After Fish Deal, Gov’t Aims to Cut Meat Duties as Well

YERUSHALAYIM -
Cows wearing digital collars eat at dairy farm in Kibbutz Yad Mordechai, southern Israel, that feeds data to a national database which monitors the output, health, genetics and fertility of every cow in Israel, May 19, 2015. Decades ago Israeli dairy farmers confronted a quandary - how could they provide milk to a fast-growing population in a country that is two-thirds desert, with little grazing land? They turned to technology, developing equipment that boosted output - from cooling systems to milk meters and biometrics - and have made Israeli cows the most productive in the world. REUTERS/Amir Cohen (Newscom TagID: rtrlseven058441.jpg) [Photo via Newscom]
Cows at a dairy farm in Kibbutz Yad Mordechai, southern Israel. (Reuters/Amir Cohen)

After reaching an agreement with fish growers on gradually eliminating import duties on that product, the government is turning its attention to meat, a report in Globes said. The Finance and Agriculture Ministries are seeking to increase the amount of duty-free imports of fresh meat by 5,000 tons a year — an 88 percent increase over the current level of 5,700 tons.
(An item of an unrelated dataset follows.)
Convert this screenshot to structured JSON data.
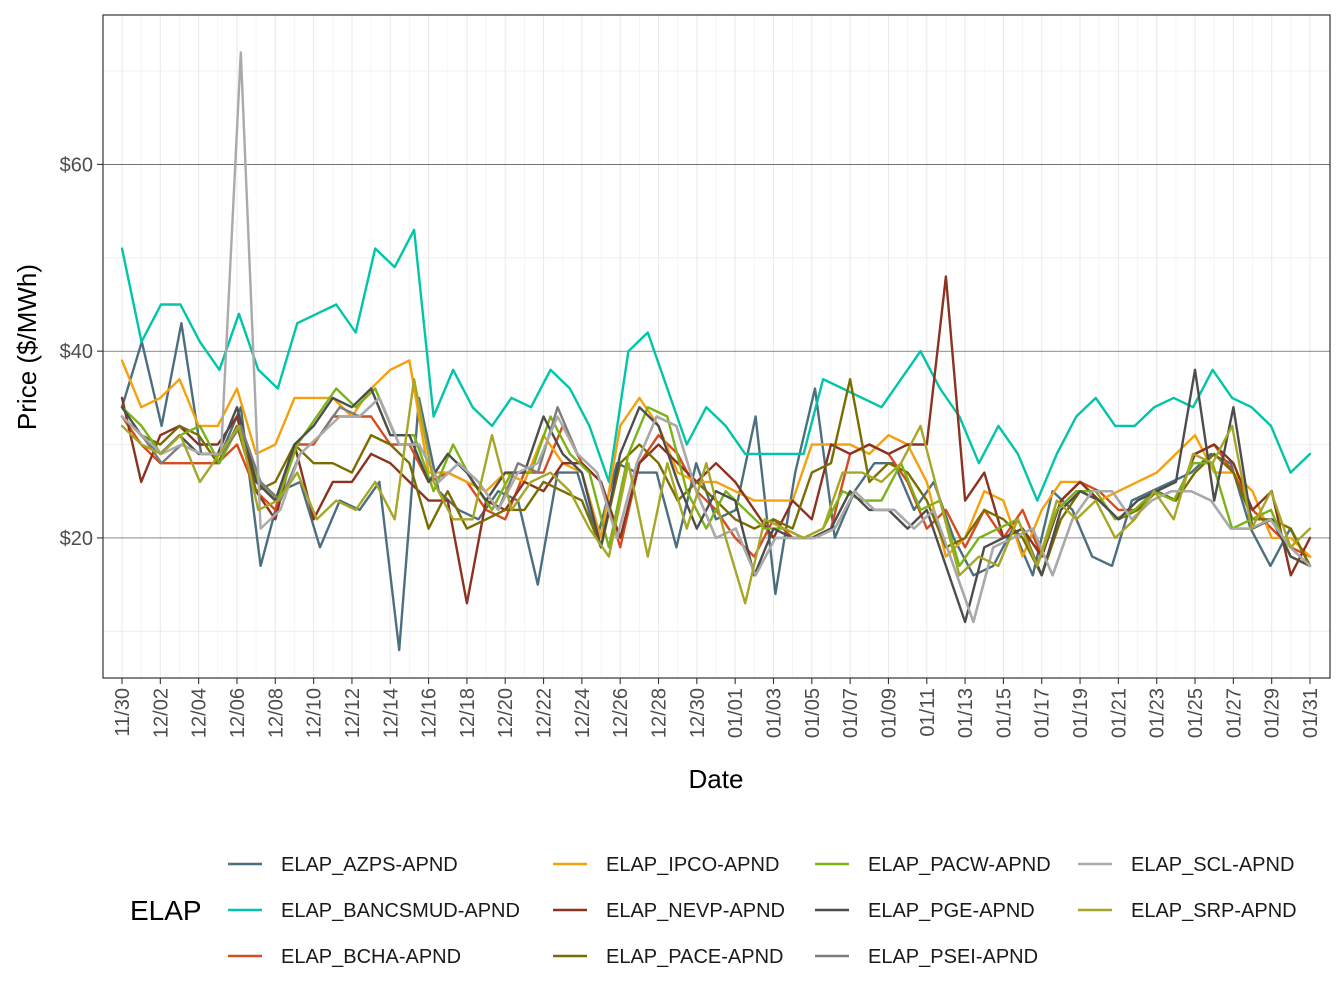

Similar to the deal with fish growers, the ministries are prepared to offer cattle growers subsidies to enable them to adjust to the new market conditions. According to a plan presented to cattle growers, an additional 2,500 tons of meat will be authorized for duty-free import this year, increased to 5,000 extra tons next year. An initial meeting with the growers last week ended on a positive note, Globes reported.

The fresh meat that was imported over the past year, during the first increase in duty-free imports, was shechted abroad – so far, Poland has been a popular source for fresh meat – soaked and salted, then chilled and shipped to Israel. Most of the meat is shechted under the hashgachah of the Rabbinate and is glatt Beit Yosef.

Studies have shown that the program has so far helped bring the overall price of meat down by 11 percent to 25 percent, depending on the season and the cut. As a result of the lower prices, sales of fresh meat have risen by 20 percent since the beginning of the year, while sales of frozen meat, slaughtered and shipped from South America, have fallen by a similar amount.

The alternative to imported fresh meat is locally produced meat, which is substantially more expensive than the imports. The average price for all cuts of locally produced meat is NIS 85 per kilo ($10/pound) vs. NIS 69 per kilo ($8.10/pound) for imports. The price of frozen meat is substantially lower.